The goal with any society is to get better at stuff, to learn from mistakes and evolve, gradually, over time, to become the best version of itself. But for all the woke baes and social justice awareness out there, it looks like movies still have a long way to go. A new study has found that white men still get the most dialogue in today’s cinema, and women and minorities are still often relegated to stereotypical, nonessential roles.

The study, conducted by the University of Southern California’s Viterbi School of Engineering, went over 1,000 popular scripts from the last several decades and found that, of the 7,000 characters studied in the scripts, about 4,900 were men and just over 2,000 were women. 37,000 instances of dialogue in the scripts involved men and only 15,000 involved women.

When they analyzed what people actually said in those conversations, familiar stereotype behaviors started to emerge.

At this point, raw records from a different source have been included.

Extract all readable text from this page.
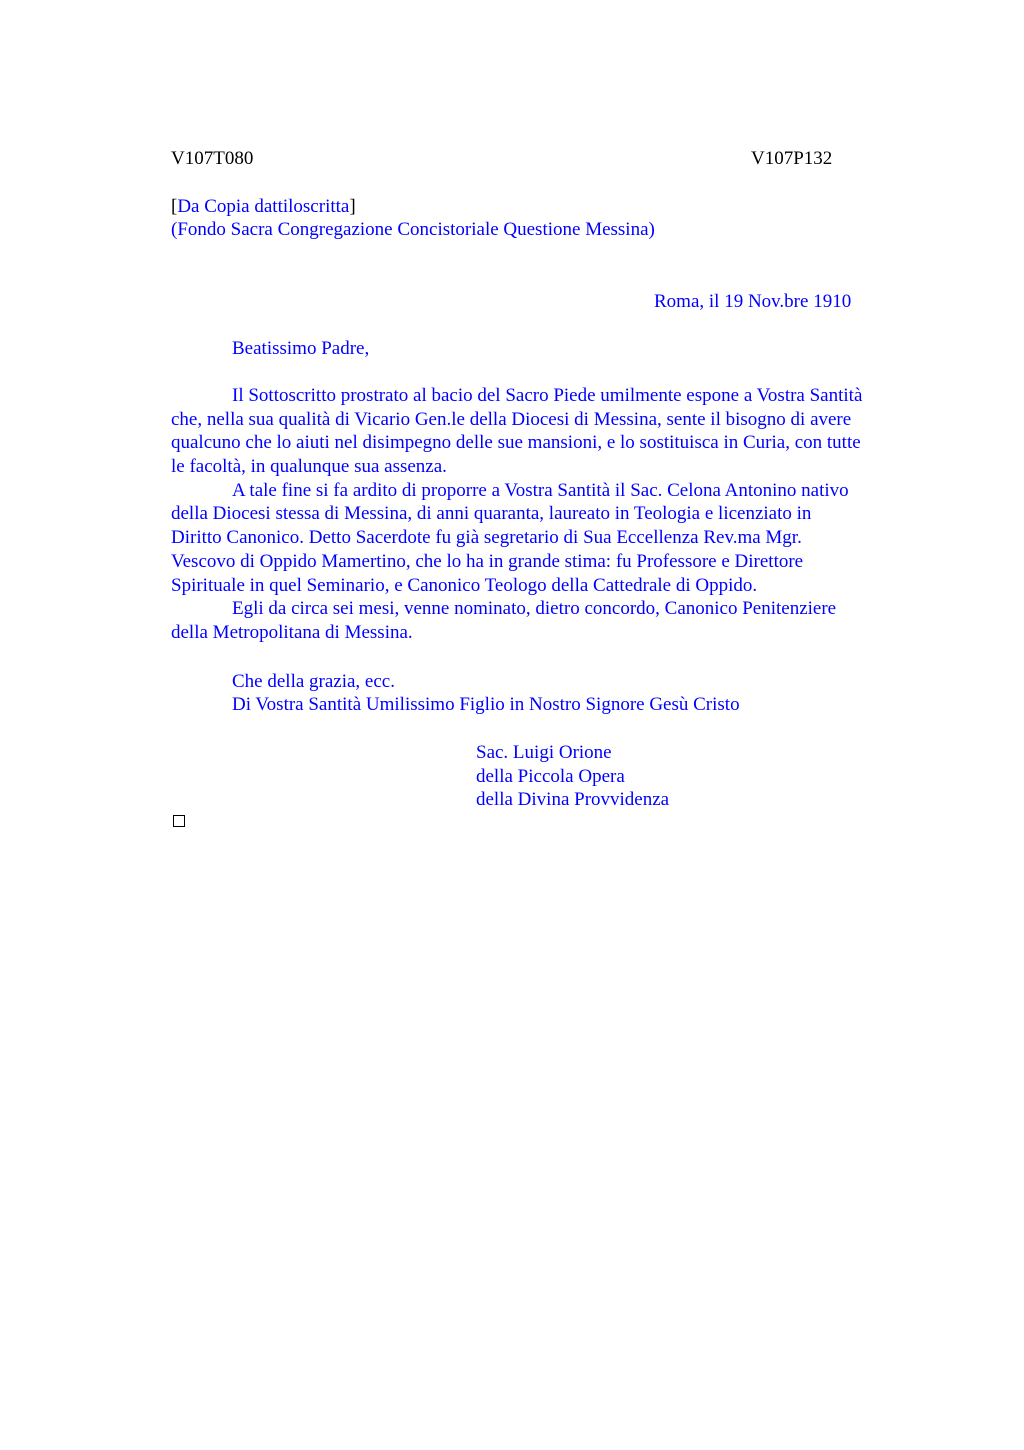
V107T080	V107P132
[Da Copia dattiloscritta]
(Fondo Sacra Congregazione Concistoriale Questione Messina)
Roma, il 19 Nov.bre 1910
Beatissimo Padre,
Il Sottoscritto prostrato al bacio del Sacro Piede umilmente espone a Vostra Santità
che, nella sua qualità di Vicario Gen.le della Diocesi di Messina, sente il bisogno di avere
qualcuno che lo aiuti nel disimpegno delle sue mansioni, e lo sostituisca in Curia, con tutte
le facoltà, in qualunque sua assenza.
A tale fine si fa ardito di proporre a Vostra Santità il Sac. Celona Antonino nativo
della Diocesi stessa di Messina, di anni quaranta, laureato in Teologia e licenziato in
Diritto Canonico. Detto Sacerdote fu già segretario di Sua Eccellenza Rev.ma Mgr.
Vescovo di Oppido Mamertino, che lo ha in grande stima: fu Professore e Direttore
Spirituale in quel Seminario, e Canonico Teologo della Cattedrale di Oppido.
Egli da circa sei mesi, venne nominato, dietro concordo, Canonico Penitenziere
della Metropolitana di Messina.
Che della grazia, ecc.
Di Vostra Santità Umilissimo Figlio in Nostro Signore Gesù Cristo
Sac. Luigi Orione
della Piccola Opera
della Divina Provvidenza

Men would more often talk about accomplishments, women would be more positive, black characters were more likely to swear, and Latinos were more likely to have discussions involving sexuality.

Another troubling aspect of the study involved mapping the characters in the narrative and their relationships to one another. They found that if a female character was removed from the story, not much was changed — except in horror movies, where women are more often victims.

The folks making these movies might have something to do with their content. Of the scripts in the story, there were seven times more male writers than female ones, about 12 times more male directors, and over three times more male producers. And get this: when women wrote the stories, the number of female characters increased by 50 percent. Totally didn’t see that one coming. Not at all.